Pretty Woman is one of many Hollywood films that delighted my generation during our formative years. We watched over and over again, rarely if ever giving any deep thought to what we were watching, and that was Hollywood’s hope. Via films like Dirty Dancing, laden with its abortion commentary despite never using the term, and Pretty Woman, a film that suggests prostitution is a legitimate way to meet a handsome, rich man who might fall in love with you after picking you up on a street corner, a generation of young people were inundated with subtle but destructive messages about love, intimacy, and sex.
I don’t know how old I was the first time I heard Julia Roberts say, “It’s too personal,” with regard to kissing and, for the first time, thought, “Is sex not personal?” I am sure I was watching Pretty Woman on cable as I have so many, many times, and for whatever reason paused to think about the dialogue.
There is so much tragedy wrapped up in this absurd suggestion that people “skip kissing” and wear a mask while having sex. Forgive me while I put on my Mom hat and share a few thoughts I’ve shared with young people I’ve taught and whom I care for so much. Set COVID fears aside for a minute. What if, instead of advancing this bizarre no-kissing, masked-sex advice, we encourage people to view sex not as the equivalent of a transactional exchange with anyone willing but as something sacred to be shared within a loving, committed relationship? Wild idea, right?

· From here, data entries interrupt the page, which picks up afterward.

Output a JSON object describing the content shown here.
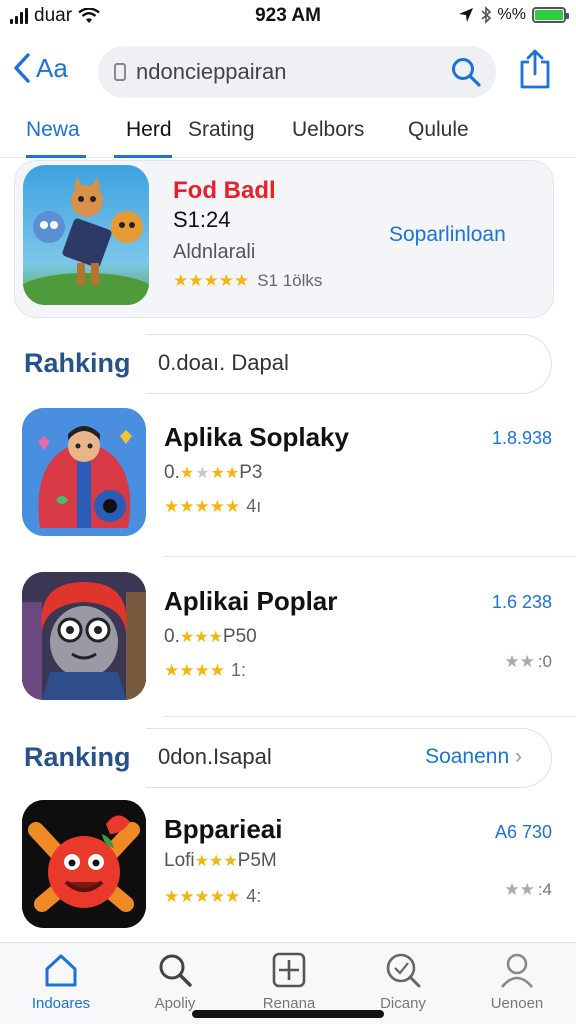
{
  "status_bar": {
    "carrier": "duar",
    "time": "923 AM",
    "battery_text": "%%"
  },
  "nav": {
    "back_label": "Aa",
    "search_value": "ndoncieppairan",
    "search_placeholder": ""
  },
  "tabs": [
    {
      "label": "Newa",
      "active": true
    },
    {
      "label": "Herd",
      "active": false
    },
    {
      "label": "Srating",
      "active": false
    },
    {
      "label": "Uelbors",
      "active": false
    },
    {
      "label": "Qulule",
      "active": false
    }
  ],
  "featured": {
    "title": "Fod Badl",
    "price": "S1:24",
    "developer": "Aldnlarali",
    "rating_text": "S1 1ölks",
    "stars": 5,
    "cta": "Soparlinloan",
    "icon": "cartoon-creatures-icon"
  },
  "sections": [
    {
      "label": "Rahking",
      "text": "0.doaı. Dapal",
      "action": ""
    },
    {
      "label": "Ranking",
      "text": "0don.Isapal",
      "action": "Soanenn"
    }
  ],
  "apps": [
    {
      "name": "Aplika Soplaky",
      "subtitle": "0.",
      "subtitle_tail": "P3",
      "rating_text": "4ı",
      "count": "1.8.938",
      "meta": "",
      "stars": 4.5,
      "icon": "cartoon-boy-icon"
    },
    {
      "name": "Aplikai Poplar",
      "subtitle": "0.",
      "subtitle_tail": "P50",
      "rating_text": "1:",
      "count": "1.6 238",
      "meta": ":0",
      "stars": 4,
      "icon": "red-haired-character-icon"
    },
    {
      "name": "Bpparieai",
      "subtitle": "Lofi",
      "subtitle_tail": "P5M",
      "rating_text": "4:",
      "count": "A6 730",
      "meta": ":4",
      "stars": 4.5,
      "icon": "red-monster-icon"
    }
  ],
  "tab_bar": [
    {
      "label": "Indoares",
      "icon": "home-icon",
      "active": true
    },
    {
      "label": "Apoliy",
      "icon": "search-icon",
      "active": false
    },
    {
      "label": "Renana",
      "icon": "add-icon",
      "active": false
    },
    {
      "label": "Dicany",
      "icon": "discover-icon",
      "active": false
    },
    {
      "label": "Uenoen",
      "icon": "profile-icon",
      "active": false
    }
  ],
  "colors": {
    "accent": "#1a73d9",
    "section_label": "#25528c",
    "featured_title": "#e8202a",
    "star": "#f5b50e"
  }
}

To quote Nick Hornby’s High Fidelity, “I lost the plot for a while then. And I lost the subplot, the script, the soundtrack, the intermission, my popcorn, the credits, and the exit sign.” We have lost the plot, people. Doctors are recommending people wear a mask during sex and suggesting they go ahead and have (masked) sex but maybe skip the kissing. It is time to ask ourselves some questions about why we wear masks and why (and with whom) we have sex.
No one loses the plot faster than a government official, and the extent to which we have veered off the rails since the arrival of COVID is staggering. Canada’s chief medical officer has sincerely suggested people opt out of kissing during sex and consider wearing a mask. It’s so absurd and sad it is beyond even the scope of a Babylon Bee headline.
I humbly suggest two things: unless they’ve tested positive and are quarantining, you probably don’t need to wear a mask around the members of your own household, certainly not your spouse with whom you share a bed; on a related note, if you have sex only with someone to whom you are committed, perhaps even, yes!, married, you not only do not have to worry about a mask during sex to avoid COVID, you do not have to worry about the myriad of emotional and physical consequences that accompany casual sex. I am not a medical doctor, but to me this seems to be the best approach to sex not only during COVID but at all times.